If this was true, then almost all the females, especially among the nobility, were already heading the direction that Vashti was headed; she simply gave it a voice more clearly than the others had. Therefore the king did not know if he could trust any of the daughters of nobility. The king’s attending servants knew what was going on among the women and therefore made the suggestion that is recorded in Esther 2:2-4,
If the situation was bad enough that a major change was made in how decisions of this nature were processed, we should know that what we call feminism was becoming widespread. We can also assume that it was growing most quickly among the upper class.
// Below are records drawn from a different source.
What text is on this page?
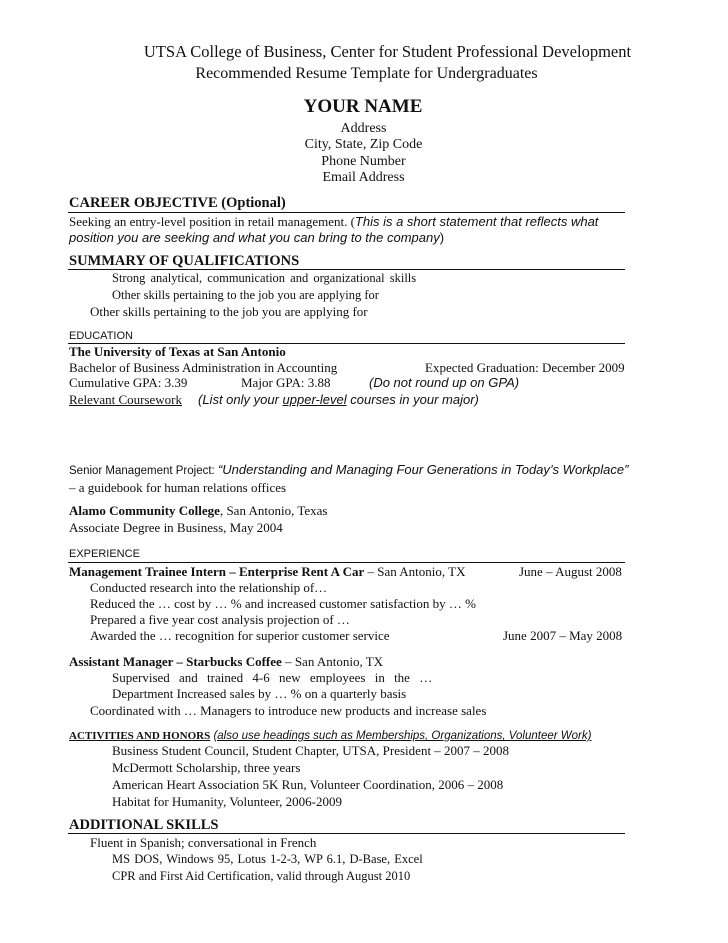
UTSA College of Business, Center for Student Professional Development
Recommended Resume Template for Undergraduates
YOUR NAME
Address
City, State, Zip Code
Phone Number
Email Address
CAREER OBJECTIVE (Optional)
Seeking an entry-level position in retail management. (This is a short statement that reflects what
position you are seeking and what you can bring to the company)
SUMMARY OF QUALIFICATIONS
Strong analytical, communication and organizational skills
Other skills pertaining to the job you are applying for
Other skills pertaining to the job you are applying for
EDUCATION
The University of Texas at San Antonio
Bachelor of Business Administration in Accounting	Expected Graduation: December 2009
Cumulative GPA: 3.39	Major GPA: 3.88	(Do not round up on GPA)
Relevant Coursework (List only your upper-level courses in your major)
Senior Management Project: “Understanding and Managing Four Generations in Today’s Workplace”
– a guidebook for human relations offices
Alamo Community College, San Antonio, Texas
Associate Degree in Business, May 2004
EXPERIENCE
Management Trainee Intern – Enterprise Rent A Car – San Antonio, TX	June – August 2008
Conducted research into the relationship of…
Reduced the … cost by … % and increased customer satisfaction by … %
Prepared a five year cost analysis projection of …
Awarded the … recognition for superior customer service	June 2007 – May 2008
Assistant Manager – Starbucks Coffee – San Antonio, TX
Supervised and trained 4-6 new employees in the …
Department Increased sales by … % on a quarterly basis
Coordinated with … Managers to introduce new products and increase sales
ACTIVITIES AND HONORS (also use headings such as Memberships, Organizations, Volunteer Work)
Business Student Council, Student Chapter, UTSA, President – 2007 – 2008
McDermott Scholarship, three years
American Heart Association 5K Run, Volunteer Coordination, 2006 – 2008
Habitat for Humanity, Volunteer, 2006-2009
ADDITIONAL SKILLS
Fluent in Spanish; conversational in French
MS DOS, Windows 95, Lotus 1-2-3, WP 6.1, D-Base, Excel
CPR and First Aid Certification, valid through August 2010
In Esther 1:16-20 we have the speech given by Memucan about this “feminism” problem. The fact that the other nobles and officials agreed with him tells me that they saw what was happening in their culture and even in their own homes, but they felt helpless to stem the tide.
The fact that Vashti chose to refuse the order of the king was shocking for her time. I imagine that at her own banquet she had been raving against the abuses of men, so when the call came for her to present herself to the drunken horde of men, she felt she had to refuse or be a hypocrite.
Maybe none of his other wives had the right attitude, but rather all of them were in agreement with Vashti. If this were the situation in Persia at that time, it would explain why the winner of this contest would become the queen rather than any of the wives he already had.
This means that most, if not all of the beautiful virgins that were made part of the “contest” were from the middle and lower classes, not the upper class. That was revolutionary for its time.
But we must remember that all the girls that had gone to be with the king became his concubines, and if I understand correctly, in that entire region of the world in those days, the sons of the concubines did not get any inheritance. The noblemen probably saw the beauty contest as a big risk. They did not want their daughter to end up as a simple concubine of the king with no prestige and no inheritance for her sons. They preferred to arrange a marriage for their daughter with someone who would be sure to give her a relatively prestigious future – the son of another nobleman. Therefore, I envision the noblemen quickly arranging to give their daughters in marriage before they could be taken to the citadel to become part of this contest and probably a lowly concubine. Meanwhile, for the poor or middle class, it was like playing the lottery – the chances of winning were slim, but the pay out was big if she became queen.
This was not a beauty contest, it was a test of character.